Il était donc temps ! Et il ne fait aucun doute que dès cet été 2013 la splendide nouvelle cabane va se montrer prête, grâce à Anne-Lise et à son équipe, à relever tous ces défis et à accueillir de nouvelles cohortes d’alpinistes qui se lanceront à l’assaut du « 4000 des Dames » ou des autres sommets environnants, en appréciant à sa juste valeur le nouveau standard de confort qui leur est désormais proposé à Tracuit
Re-construction
Après 84 années de très bons et loyaux services, la vénérable cabane, agrandie et transformée à plusieurs reprises, a été remplacée en juin 2013 par la nouvelle et moderne cabane de Tracuit.
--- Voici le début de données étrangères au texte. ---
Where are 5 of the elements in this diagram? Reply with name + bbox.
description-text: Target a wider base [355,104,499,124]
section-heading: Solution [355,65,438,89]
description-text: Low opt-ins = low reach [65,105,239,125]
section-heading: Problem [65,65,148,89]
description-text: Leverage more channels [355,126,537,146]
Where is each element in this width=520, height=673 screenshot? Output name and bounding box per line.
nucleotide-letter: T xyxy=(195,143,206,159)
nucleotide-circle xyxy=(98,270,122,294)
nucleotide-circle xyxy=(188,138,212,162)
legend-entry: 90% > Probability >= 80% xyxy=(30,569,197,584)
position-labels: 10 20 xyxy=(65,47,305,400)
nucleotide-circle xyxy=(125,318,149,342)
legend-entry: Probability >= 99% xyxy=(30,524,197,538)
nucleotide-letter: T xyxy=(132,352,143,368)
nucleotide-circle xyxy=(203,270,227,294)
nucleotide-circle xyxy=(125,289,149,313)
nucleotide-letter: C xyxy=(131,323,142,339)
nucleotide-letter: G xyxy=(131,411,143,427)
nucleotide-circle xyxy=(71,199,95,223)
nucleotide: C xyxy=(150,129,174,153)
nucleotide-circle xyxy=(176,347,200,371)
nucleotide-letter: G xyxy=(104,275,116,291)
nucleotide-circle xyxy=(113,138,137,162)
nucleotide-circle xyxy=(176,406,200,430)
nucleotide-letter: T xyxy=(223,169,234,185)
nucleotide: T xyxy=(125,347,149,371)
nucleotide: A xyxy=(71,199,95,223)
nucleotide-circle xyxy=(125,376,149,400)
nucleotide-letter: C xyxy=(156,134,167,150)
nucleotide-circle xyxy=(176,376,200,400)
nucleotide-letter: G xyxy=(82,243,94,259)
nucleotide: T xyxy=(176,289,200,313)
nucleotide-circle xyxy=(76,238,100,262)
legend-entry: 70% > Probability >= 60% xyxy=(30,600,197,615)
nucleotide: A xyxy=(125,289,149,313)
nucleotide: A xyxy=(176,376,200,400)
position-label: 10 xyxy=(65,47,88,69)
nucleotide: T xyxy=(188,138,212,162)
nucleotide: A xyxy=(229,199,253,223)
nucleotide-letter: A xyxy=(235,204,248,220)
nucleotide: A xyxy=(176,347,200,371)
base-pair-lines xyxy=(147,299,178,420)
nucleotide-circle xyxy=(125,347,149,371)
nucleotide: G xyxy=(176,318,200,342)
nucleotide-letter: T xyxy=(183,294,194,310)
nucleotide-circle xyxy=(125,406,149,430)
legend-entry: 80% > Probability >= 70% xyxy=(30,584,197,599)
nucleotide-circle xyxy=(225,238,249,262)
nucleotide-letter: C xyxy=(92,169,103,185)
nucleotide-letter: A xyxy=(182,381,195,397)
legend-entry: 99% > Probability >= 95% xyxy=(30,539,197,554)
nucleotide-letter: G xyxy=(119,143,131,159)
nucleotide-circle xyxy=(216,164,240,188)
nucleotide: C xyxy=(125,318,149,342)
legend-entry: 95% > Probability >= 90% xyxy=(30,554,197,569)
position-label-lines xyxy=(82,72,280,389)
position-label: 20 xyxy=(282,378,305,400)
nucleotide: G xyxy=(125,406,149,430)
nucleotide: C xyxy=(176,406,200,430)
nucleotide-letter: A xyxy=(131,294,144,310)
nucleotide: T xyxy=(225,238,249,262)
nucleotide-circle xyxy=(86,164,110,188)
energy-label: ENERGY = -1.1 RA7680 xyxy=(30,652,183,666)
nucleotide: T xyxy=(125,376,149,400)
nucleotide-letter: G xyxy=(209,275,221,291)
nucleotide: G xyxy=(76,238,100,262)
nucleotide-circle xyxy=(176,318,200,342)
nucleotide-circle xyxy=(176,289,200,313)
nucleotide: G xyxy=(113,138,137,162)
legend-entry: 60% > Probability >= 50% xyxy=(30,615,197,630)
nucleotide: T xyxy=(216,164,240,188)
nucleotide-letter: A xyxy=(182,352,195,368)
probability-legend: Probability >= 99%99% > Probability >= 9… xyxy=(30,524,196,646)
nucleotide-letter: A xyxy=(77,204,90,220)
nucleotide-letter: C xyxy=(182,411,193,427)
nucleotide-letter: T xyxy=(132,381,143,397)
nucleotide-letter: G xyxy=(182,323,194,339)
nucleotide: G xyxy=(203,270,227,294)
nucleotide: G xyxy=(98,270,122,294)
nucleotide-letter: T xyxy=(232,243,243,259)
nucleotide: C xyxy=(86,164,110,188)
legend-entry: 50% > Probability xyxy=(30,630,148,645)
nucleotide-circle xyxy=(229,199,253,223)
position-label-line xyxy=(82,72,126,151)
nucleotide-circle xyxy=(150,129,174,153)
Aboutissement d’un long processus engagé en 2006, la construction de celle-ci a débuté en juin 2012.

La nouvelle cabane dispose de : 116 couchettes avec
1 dortoir de 24 places
6 dortoirs de 12 places
5 dortoirs de 4 places

auxquels s’ajoutent les espaces réservés au personnel du gardiennage. Le lumineux et vaste réfectoire fait face à la couronne impériale des Alpes valaisannes. Bien équipée et dotée des technologies les plus actuelles, la nouvelle cabane de Tracuit offre à ses hôtes confort et sécurité tout en respectant l’environnement.
Avec de tels atouts, la nouvelle cabane de Tracuit ne peut qu’accroître l’intérêt des amoureux de la montagne, plus particulièrement dans les Vals d’Anniviers et de Turtmann.